Background
The year is 1964, Beatlemania is taking over the US, and guitars are the hottest product on the shelves. Kay Musical Instrument Co had just built their multi-million dollar factory in Elk Grove Village, Illinois (
see this rare 1964 Kay booklet I scanned) to modernize and compete with growing demand. Kay primarily served the retail stores across the country; providing guitars, mandolins, and banjos for the stores to resell. If you walked into any department store in America, there would be a section for guitars and 9 times out of 10 it would've been built in America by a Chicago or New Jersey manufacturer.
Simultaneously in Chicago, The Weiss Musical Instrument Co was founded by Sylvain Weindling, Richard Weiss, and Barry Hornstein with Robert Weintraub as head of sales. The firm was established to import musical instruments from the burgeoning Japanese market (post-WWII reconstruction) and provide them to the growing American market [6].
Japanese manufacture of guitars had been around for at least a decade by that point and benefitted from access to tropical woods that resembled what the American manufacturers had been importing from South America for nearly a century. The Japanese were not held back by the established norms of instrument design that Americans had learned from Germany, France, and Spain and so their instruments stood out with unique body shapes and designs.

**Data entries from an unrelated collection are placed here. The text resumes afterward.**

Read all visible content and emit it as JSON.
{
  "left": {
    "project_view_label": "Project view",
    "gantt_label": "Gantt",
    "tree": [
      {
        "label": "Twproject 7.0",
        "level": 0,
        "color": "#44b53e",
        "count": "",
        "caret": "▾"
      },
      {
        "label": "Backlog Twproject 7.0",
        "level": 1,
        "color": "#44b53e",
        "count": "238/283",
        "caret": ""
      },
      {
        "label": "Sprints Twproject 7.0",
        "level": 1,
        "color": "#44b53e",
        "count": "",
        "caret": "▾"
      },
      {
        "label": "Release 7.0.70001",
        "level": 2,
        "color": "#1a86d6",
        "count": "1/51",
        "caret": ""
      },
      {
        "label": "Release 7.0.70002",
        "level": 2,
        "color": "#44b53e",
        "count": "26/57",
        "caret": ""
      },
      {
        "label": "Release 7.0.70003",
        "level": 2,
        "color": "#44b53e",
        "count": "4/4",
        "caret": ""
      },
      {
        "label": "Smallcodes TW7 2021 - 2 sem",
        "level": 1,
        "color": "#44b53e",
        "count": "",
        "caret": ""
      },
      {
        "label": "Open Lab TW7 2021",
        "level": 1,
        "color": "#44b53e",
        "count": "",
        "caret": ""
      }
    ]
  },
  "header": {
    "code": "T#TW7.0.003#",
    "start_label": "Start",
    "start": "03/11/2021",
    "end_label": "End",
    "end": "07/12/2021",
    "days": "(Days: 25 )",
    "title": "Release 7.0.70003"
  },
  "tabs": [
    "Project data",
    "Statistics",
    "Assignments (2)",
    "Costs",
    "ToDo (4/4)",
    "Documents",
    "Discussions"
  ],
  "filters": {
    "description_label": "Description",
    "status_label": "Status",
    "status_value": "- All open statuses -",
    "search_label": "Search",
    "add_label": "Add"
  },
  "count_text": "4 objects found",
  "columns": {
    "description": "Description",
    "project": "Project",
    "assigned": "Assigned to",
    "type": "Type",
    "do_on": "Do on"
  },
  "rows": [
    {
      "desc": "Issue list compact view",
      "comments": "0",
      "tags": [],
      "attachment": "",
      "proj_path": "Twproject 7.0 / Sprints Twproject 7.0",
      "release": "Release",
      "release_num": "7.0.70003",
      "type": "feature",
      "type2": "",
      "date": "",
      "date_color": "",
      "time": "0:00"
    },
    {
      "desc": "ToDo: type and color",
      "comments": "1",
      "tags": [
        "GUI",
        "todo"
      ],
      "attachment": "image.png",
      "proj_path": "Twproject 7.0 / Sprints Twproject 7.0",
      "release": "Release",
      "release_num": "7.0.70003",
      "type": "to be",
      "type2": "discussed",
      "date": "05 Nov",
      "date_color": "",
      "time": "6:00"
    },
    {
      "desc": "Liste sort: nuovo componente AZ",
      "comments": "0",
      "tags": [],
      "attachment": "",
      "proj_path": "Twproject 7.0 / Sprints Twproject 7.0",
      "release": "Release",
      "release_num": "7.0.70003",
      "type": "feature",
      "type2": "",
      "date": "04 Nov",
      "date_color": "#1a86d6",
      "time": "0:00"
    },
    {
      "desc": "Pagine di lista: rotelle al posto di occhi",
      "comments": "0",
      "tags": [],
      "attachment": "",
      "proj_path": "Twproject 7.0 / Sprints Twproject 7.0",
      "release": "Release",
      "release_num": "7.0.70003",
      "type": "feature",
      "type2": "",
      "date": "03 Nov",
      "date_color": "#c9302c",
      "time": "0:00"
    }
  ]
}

Weiss Muiscal Instrument Co reached an agreement with the Japanese manufacturer, Teisco, which had formed shortly after WWII and had begun dipping their toes in the guitar market. Weiss became the sole dealer of Teisco instruments and sold literal boat loads to American retailers who could not believe the prices they were seeing [1]. It wouldn't be long before American and Japanese instruments would appear next to each other in the catalogs, often with the same brand name rendering them indistinguishable to the consumer.
Kay had been purchased in 1965 by the Seeburg Corporation, a jukebox manufacturer, who had seen the success of guitars in the early 1960s and wanted in. They began a modest redesign of the Kay instrument lineup. But by 1967, Kay was losing sales to the imports and became a huge liability. In sharp contrast, Weiss Musical Instrument Co reported a 50% increase in sales compared to 7% in the rest of the industry [4].
Kay was bailed out by Valco, long-time manufacturer of Supro guitars and amplifiers, who purchased the company and began extensive reworking. These new instruments had Valco-designed maple necks with the Valco bolt-on neck joints and had new body shapes and appointments. Unfortunately Valco went bankrupt after only a year sinking the Kay name.
Around 1970, W.M.I. Corp had the opportunity to purchase the Kay brand name. It seemed fitting, W.M.I was at the top of their game and owning a well-established American brand seemed like a solid investment for their product line. By 1973 they were working with the Richard Legg Co to develop marketing and sales strategies for their launch [3].
Kay's 1973 Relaunch
Kay guitars returned to the shelves in 1973 with a brand new catalog entirely of imported instruments. The debut catalog is rather drab to the modern eye; many of the instruments are plain and uninspired while others are blatant rip offs. Stylistically, the fancier acoustics, the mandolins, and electrics borrow heavily from Gibson while the cheaper acoustics have no discernable style. They are all constructed of laminate of Philippine Mahogany or Luan and the acoustics are crudely braced. They were meant for the American consumer who may have grown up with a Kay guitar and would like their children to have one also. Having played and worked on some of these instruments, I imagine they discouraged more kids than they inspired. Snobbery aside, these instruments are legitimately very tough to play. But you cannot deny the success, by 1975 W.M.I had purchased a 150,000 square foot warehouse at 3057 N. Rockwell Street and moved their operations to that location [2].
On June 22nd, 1978, Charles E Jones of W.M.I. Corp (owners of the Kay brand name ) filed a patent for a guitar constructed entirely of molded plastic. Certainly a departure from the traditional wood construction but not as outrageous as it might've been a decade earlier. Italian luthier Mario Maccaferri had patented his own process for plastic guitars in the 1950s and they featured colorful designs and swirls mixed in the plastic. Ovation, one of the today's most prominent manufacturers of plastic-backed guitars, first displayed their instrument at NAMM in 1967. But while Maccaferri's guitars were seen more as novelties, Jones intended for his guitar to be a working instrument free from the pitfalls of previous molded instruments.
The neck is molded from "styrene acrylonitrile copolymer with glass fiber reinforcement" with weight relief pockets molded and a bent sheet metal reinforcement strip running its length. The tuners were mounted to the headplate which fits onto the headstock and encloses the tuners entirely. Interestingly, the tuners themselves were intended to be made from glass fiber reinforced nylon relying on the properties of nylon to self-lubricate the tuning machines.